What memory barriers do (in a very simplified way, of course) is make sure neither the compiler nor in-CPU hardware perform any clever attempts at reordering load (or store) operations across a barrier, and that the CPU correctly perceives changes to the memory made by other parts of the system. This is necessary when the loads (or stores) carry additional meaning, like locking a lock before accessing whatever it is we're locking. In this case, letting the compiler/CPU make the accesses more efficient by reordering them is hazardous to the correct operation of our program.
When reading this document we need to keep two things in mind:
That a load means transmitting a value from memory (or cache) to a CPU register.
That unless the CPUs share the cache (or have no cache at all), it is possible for their cache systems to be momentarily our of sync.
Fact #2 is one of the reasons why one CPU can perceive the data differently from another. While cache systems are designed to provide good performance and coherence in the general case, but might need some help in specific cases like the ones illustrated in the document.
In general, like the document suggests, barriers in systems involving more than one CPU should be paired to force the system to synchronize the perception of both (or all participating) CPUs.
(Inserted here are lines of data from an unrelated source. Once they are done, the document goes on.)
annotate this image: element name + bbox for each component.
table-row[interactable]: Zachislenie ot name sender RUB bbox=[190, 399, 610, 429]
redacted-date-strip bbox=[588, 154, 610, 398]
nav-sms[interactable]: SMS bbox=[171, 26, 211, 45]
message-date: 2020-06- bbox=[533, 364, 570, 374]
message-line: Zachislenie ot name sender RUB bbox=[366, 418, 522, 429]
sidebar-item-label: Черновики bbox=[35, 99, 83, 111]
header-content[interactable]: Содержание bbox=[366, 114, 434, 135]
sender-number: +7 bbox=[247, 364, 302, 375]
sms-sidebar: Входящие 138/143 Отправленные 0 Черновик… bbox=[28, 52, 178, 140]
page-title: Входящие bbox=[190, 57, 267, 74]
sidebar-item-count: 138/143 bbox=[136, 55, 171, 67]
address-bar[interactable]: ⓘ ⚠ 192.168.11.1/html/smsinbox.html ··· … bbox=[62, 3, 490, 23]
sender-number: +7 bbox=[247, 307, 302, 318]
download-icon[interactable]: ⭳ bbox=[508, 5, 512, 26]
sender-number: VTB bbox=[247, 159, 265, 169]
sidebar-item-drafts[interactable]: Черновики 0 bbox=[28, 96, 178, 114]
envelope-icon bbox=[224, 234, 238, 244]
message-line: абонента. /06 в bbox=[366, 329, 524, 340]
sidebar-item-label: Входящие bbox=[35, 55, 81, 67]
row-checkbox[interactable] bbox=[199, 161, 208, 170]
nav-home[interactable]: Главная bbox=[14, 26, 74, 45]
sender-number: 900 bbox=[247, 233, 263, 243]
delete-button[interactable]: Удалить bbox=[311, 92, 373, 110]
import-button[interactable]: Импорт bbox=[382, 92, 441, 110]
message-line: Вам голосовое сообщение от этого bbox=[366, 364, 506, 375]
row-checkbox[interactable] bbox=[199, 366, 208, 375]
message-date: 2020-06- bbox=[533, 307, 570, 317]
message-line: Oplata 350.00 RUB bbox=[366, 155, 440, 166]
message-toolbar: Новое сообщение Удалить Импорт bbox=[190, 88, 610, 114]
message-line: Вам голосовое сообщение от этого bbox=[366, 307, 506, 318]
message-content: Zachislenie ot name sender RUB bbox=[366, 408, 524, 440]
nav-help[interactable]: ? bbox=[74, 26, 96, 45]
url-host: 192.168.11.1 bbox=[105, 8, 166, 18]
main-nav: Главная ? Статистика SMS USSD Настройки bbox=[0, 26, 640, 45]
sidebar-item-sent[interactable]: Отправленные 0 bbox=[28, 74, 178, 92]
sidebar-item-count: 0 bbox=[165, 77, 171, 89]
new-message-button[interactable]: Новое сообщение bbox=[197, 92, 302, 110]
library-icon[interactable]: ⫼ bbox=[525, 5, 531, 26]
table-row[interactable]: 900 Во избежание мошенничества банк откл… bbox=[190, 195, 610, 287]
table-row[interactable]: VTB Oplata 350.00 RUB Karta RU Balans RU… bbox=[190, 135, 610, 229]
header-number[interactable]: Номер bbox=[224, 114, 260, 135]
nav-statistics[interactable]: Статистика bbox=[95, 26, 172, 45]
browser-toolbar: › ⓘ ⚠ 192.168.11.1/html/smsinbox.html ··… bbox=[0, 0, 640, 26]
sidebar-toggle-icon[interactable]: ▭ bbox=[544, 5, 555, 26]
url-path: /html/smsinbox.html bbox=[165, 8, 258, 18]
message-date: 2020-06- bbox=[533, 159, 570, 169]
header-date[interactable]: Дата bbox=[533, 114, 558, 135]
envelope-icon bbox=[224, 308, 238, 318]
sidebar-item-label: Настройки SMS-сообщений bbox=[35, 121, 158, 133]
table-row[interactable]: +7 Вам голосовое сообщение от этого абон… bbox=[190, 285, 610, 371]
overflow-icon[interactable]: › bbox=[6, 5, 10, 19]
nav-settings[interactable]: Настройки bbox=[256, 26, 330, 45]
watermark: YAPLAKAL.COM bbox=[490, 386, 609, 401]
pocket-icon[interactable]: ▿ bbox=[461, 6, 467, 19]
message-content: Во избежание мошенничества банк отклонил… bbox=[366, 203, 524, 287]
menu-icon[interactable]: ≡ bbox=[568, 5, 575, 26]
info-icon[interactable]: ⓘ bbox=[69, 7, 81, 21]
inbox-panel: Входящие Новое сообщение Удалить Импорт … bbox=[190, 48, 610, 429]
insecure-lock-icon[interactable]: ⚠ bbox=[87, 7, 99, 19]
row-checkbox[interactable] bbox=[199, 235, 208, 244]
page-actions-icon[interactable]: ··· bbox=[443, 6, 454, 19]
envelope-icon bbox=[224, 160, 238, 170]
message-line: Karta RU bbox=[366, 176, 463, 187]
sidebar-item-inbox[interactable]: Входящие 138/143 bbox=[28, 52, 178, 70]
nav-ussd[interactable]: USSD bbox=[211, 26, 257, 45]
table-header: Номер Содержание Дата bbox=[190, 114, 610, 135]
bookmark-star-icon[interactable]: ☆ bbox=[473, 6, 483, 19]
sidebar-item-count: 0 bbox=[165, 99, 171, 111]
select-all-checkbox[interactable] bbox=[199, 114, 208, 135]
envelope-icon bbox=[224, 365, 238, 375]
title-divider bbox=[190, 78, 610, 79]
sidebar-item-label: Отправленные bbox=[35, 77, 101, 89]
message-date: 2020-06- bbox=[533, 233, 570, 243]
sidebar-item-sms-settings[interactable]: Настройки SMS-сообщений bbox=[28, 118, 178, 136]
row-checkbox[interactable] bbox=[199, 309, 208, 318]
Picture a situation in which one CPU completes loads or stores and the main memory is updated, but the new data had yet to be transmitted to the second CPU's cache, resulting in a lack of coherence across both CPUs.
I hope this helps. I'd suggest reading memory-barriers.txt again with this in mind and particularly the section titled "THE EFFECTS OF THE CPU CACHE".